Nello specifico, è stato inserito il comma 859 che modifica l’aliquota delle accise applicata alla birra per il biennio 2026‑2027. Secondo il testo ufficiale del provvedimento, per questi due anni l’aliquota di accisa sulla birra sarà ridotta da 2,99 a 2,98 euro per ettolitro e per grado‑Plato; dal 2028 la misura tornerà all’attuale livello di 2,99 euro.
Questa modifica, pur di entità contenuta in valore assoluto, rappresenta un’interferenza diretta sulla fiscalità di settore, con l’obiettivo dichiarato di alleggerire il carico fiscale sul comparto birrario e sostenere la competitività delle imprese italiane.
L’Associazione dei Birrai e dei Maltatori (AssoBirra) ha espresso soddisfazione per l’inclusione del comma nella manovra, sottolineando che si tratta di “un segnale concreto di attenzione verso un comparto strategico dell’agroalimentare italiano” e di “un passo nella direzione di un quadro fiscale più equo e favorevole alla crescita del settore”.

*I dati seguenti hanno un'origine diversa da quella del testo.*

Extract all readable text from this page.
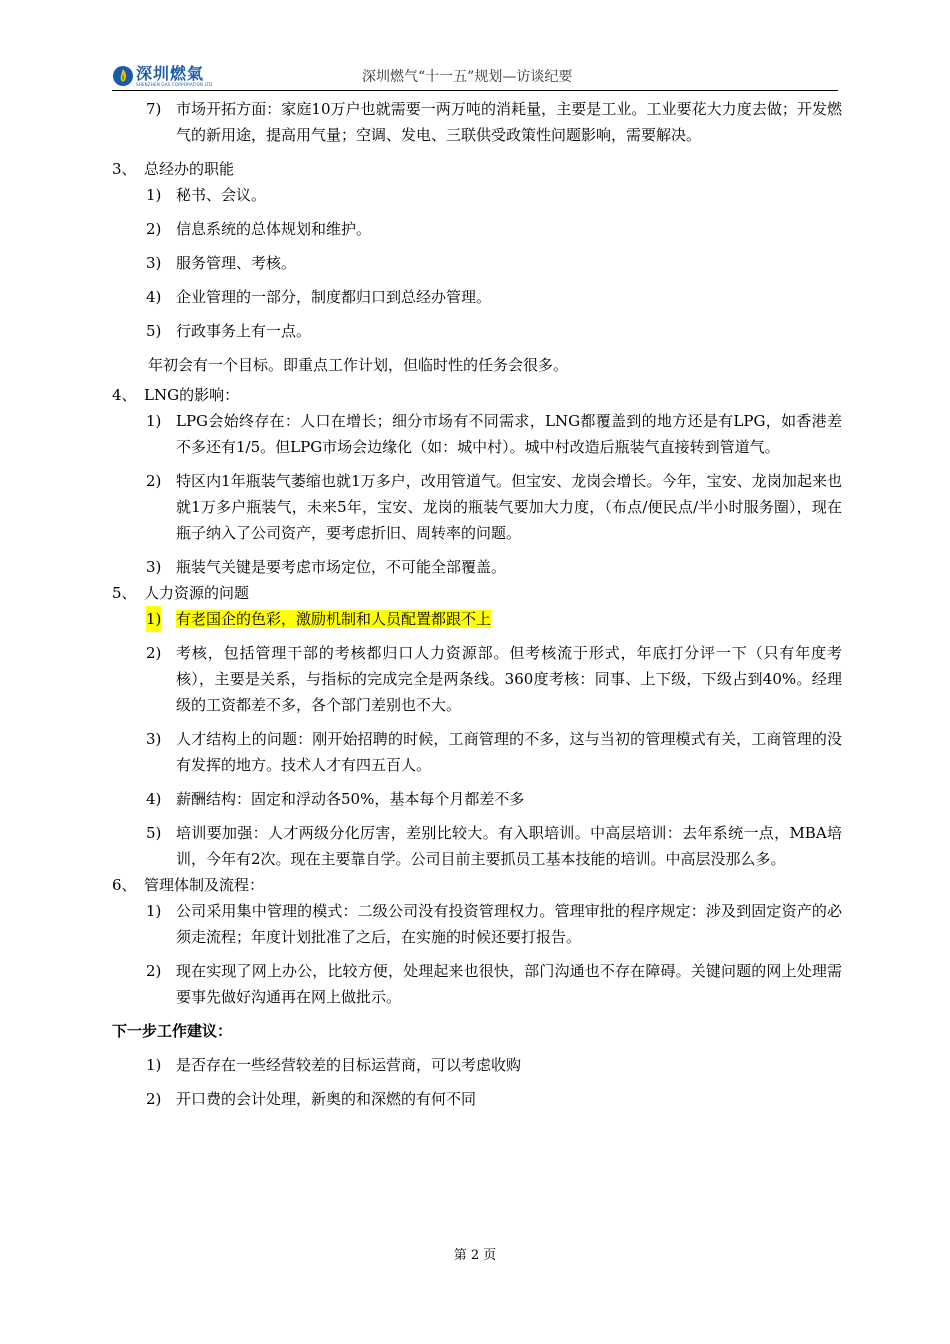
深圳燃氣
SHENZHEN GAS CORPORATION LTD	深圳燃气“十一五”规划—访谈纪要
7) 市场开拓方面：家庭10万户也就需要一两万吨的消耗量，主要是工业。工业要花大力度去做；开发燃气的新用途，提高用气量；空调、发电、三联供受政策性问题影响，需要解决。
3、 总经办的职能
1) 秘书、会议。
2) 信息系统的总体规划和维护。
3) 服务管理、考核。
4) 企业管理的一部分，制度都归口到总经办管理。
5) 行政事务上有一点。
年初会有一个目标。即重点工作计划，但临时性的任务会很多。
4、 LNG的影响：
1) LPG会始终存在：人口在增长；细分市场有不同需求，LNG都覆盖到的地方还是有LPG，如香港差不多还有1/5。但LPG市场会边缘化（如：城中村）。城中村改造后瓶装气直接转到管道气。
2) 特区内1年瓶装气萎缩也就1万多户，改用管道气。但宝安、龙岗会增长。今年，宝安、龙岗加起来也就1万多户瓶装气，未来5年，宝安、龙岗的瓶装气要加大力度，（布点/便民点/半小时服务圈），现在瓶子纳入了公司资产，要考虑折旧、周转率的问题。
3) 瓶装气关键是要考虑市场定位，不可能全部覆盖。
5、 人力资源的问题
1) 有老国企的色彩，激励机制和人员配置都跟不上
2) 考核，包括管理干部的考核都归口人力资源部。但考核流于形式，年底打分评一下（只有年度考核），主要是关系，与指标的完成完全是两条线。360度考核：同事、上下级，下级占到40%。经理级的工资都差不多，各个部门差别也不大。
3) 人才结构上的问题：刚开始招聘的时候，工商管理的不多，这与当初的管理模式有关，工商管理的没有发挥的地方。技术人才有四五百人。
4) 薪酬结构：固定和浮动各50%，基本每个月都差不多
5) 培训要加强：人才两级分化厉害，差别比较大。有入职培训。中高层培训：去年系统一点，MBA培训，今年有2次。现在主要靠自学。公司目前主要抓员工基本技能的培训。中高层没那么多。
6、 管理体制及流程：
1) 公司采用集中管理的模式：二级公司没有投资管理权力。管理审批的程序规定：涉及到固定资产的必须走流程；年度计划批准了之后，在实施的时候还要打报告。
2) 现在实现了网上办公，比较方便，处理起来也很快，部门沟通也不存在障碍。关键问题的网上处理需要事先做好沟通再在网上做批示。
下一步工作建议：
1) 是否存在一些经营较差的目标运营商，可以考虑收购
2) 开口费的会计处理，新奥的和深燃的有何不同
第 2 页
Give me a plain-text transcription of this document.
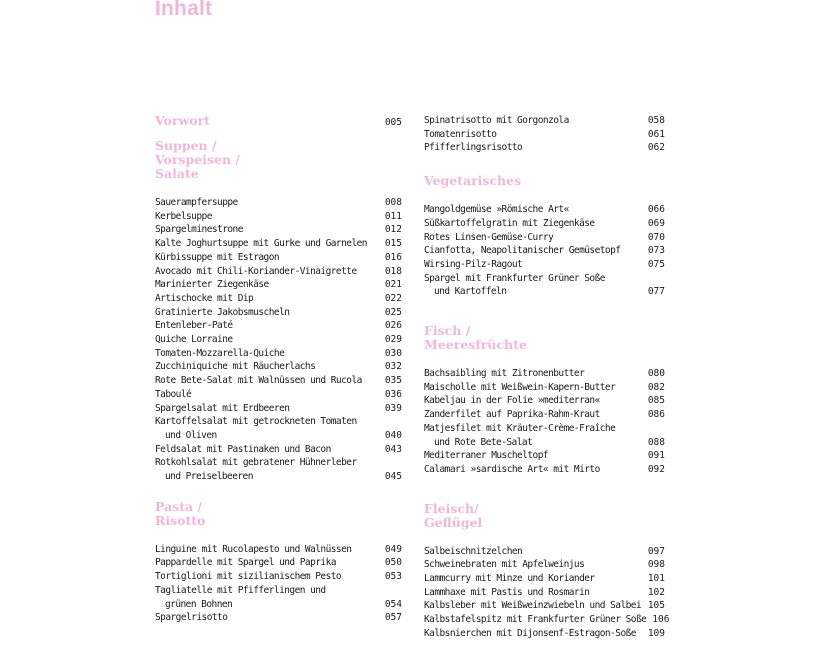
Inhalt
Vorwort	005
Suppen /
Vorspeisen /
Salate
Sauerampfersuppe	008
Kerbelsuppe	011
Spargelminestrone	012
Kalte Joghurtsuppe mit Gurke und Garnelen	015
Kürbissuppe mit Estragon	016
Avocado mit Chili-Koriander-Vinaigrette	018
Marinierter Ziegenkäse	021
Artischocke mit Dip	022
Gratinierte Jakobsmuscheln	025
Entenleber-Paté	026
Quiche Lorraine	029
Tomaten-Mozzarella-Quiche	030
Zucchiniquiche mit Räucherlachs	032
Rote Bete-Salat mit Walnüssen und Rucola	035
Taboulé	036
Spargelsalat mit Erdbeeren	039
Kartoffelsalat mit getrockneten Tomaten
und Oliven	040
Feldsalat mit Pastinaken und Bacon	043
Rotkohlsalat mit gebratener Hühnerleber
und Preiselbeeren	045
Pasta /
Risotto
Linguine mit Rucolapesto und Walnüssen	049
Pappardelle mit Spargel und Paprika	050
Tortiglioni mit sizilianischem Pesto	053
Tagliatelle mit Pfifferlingen und
grünen Bohnen	054
Spargelrisotto	057
Spinatrisotto mit Gorgonzola	058
Tomatenrisotto	061
Pfifferlingsrisotto	062
Vegetarisches
Mangoldgemüse »Römische Art«	066
Süßkartoffelgratin mit Ziegenkäse	069
Rotes Linsen-Gemüse-Curry	070
Cianfotta, Neapolitanischer Gemüsetopf	073
Wirsing-Pilz-Ragout	075
Spargel mit Frankfurter Grüner Soße
und Kartoffeln	077
Fisch /
Meeresfrüchte
Bachsaibling mit Zitronenbutter	080
Maischolle mit Weißwein-Kapern-Butter	082
Kabeljau in der Folie »mediterran«	085
Zanderfilet auf Paprika-Rahm-Kraut	086
Matjesfilet mit Kräuter-Crème-Fraîche
und Rote Bete-Salat	088
Mediterraner Muscheltopf	091
Calamari »sardische Art« mit Mirto	092
Fleisch/
Geflügel
Salbeischnitzelchen	097
Schweinebraten mit Apfelweinjus	098
Lammcurry mit Minze und Koriander	101
Lammhaxe mit Pastis und Rosmarin	102
Kalbsleber mit Weißweinzwiebeln und Salbei 105
Kalbstafelspitz mit Frankfurter Grüner Soße 106
Kalbsnierchen mit Dijonsenf-Estragon-Soße	109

Il presidente di AssoBirra, Federico Sannella, ha evidenziato come la misura riconosca “il valore economico, sociale e industriale della filiera birraria” e ne rafforzi la capacità di affrontare le sfide della transizione sostenibile, oltre a mantenere il contributo alla crescita economica del Paese.
Il settore birrario italiano, secondo i dati ricordati da AssoBirra, ha un peso significativo sull’economia nazionale: genera oltre 10 miliardi di euro all’anno di valore condiviso, contribuisce per circa 4 miliardi di euro alla fiscalità generale (di cui circa 1,5 miliardi di IVA e 689 milioni di accise) e impiega oltre 110.000 persone lungo l’intera filiera, dalla produzione alla distribuzione e al consumo fuori casa.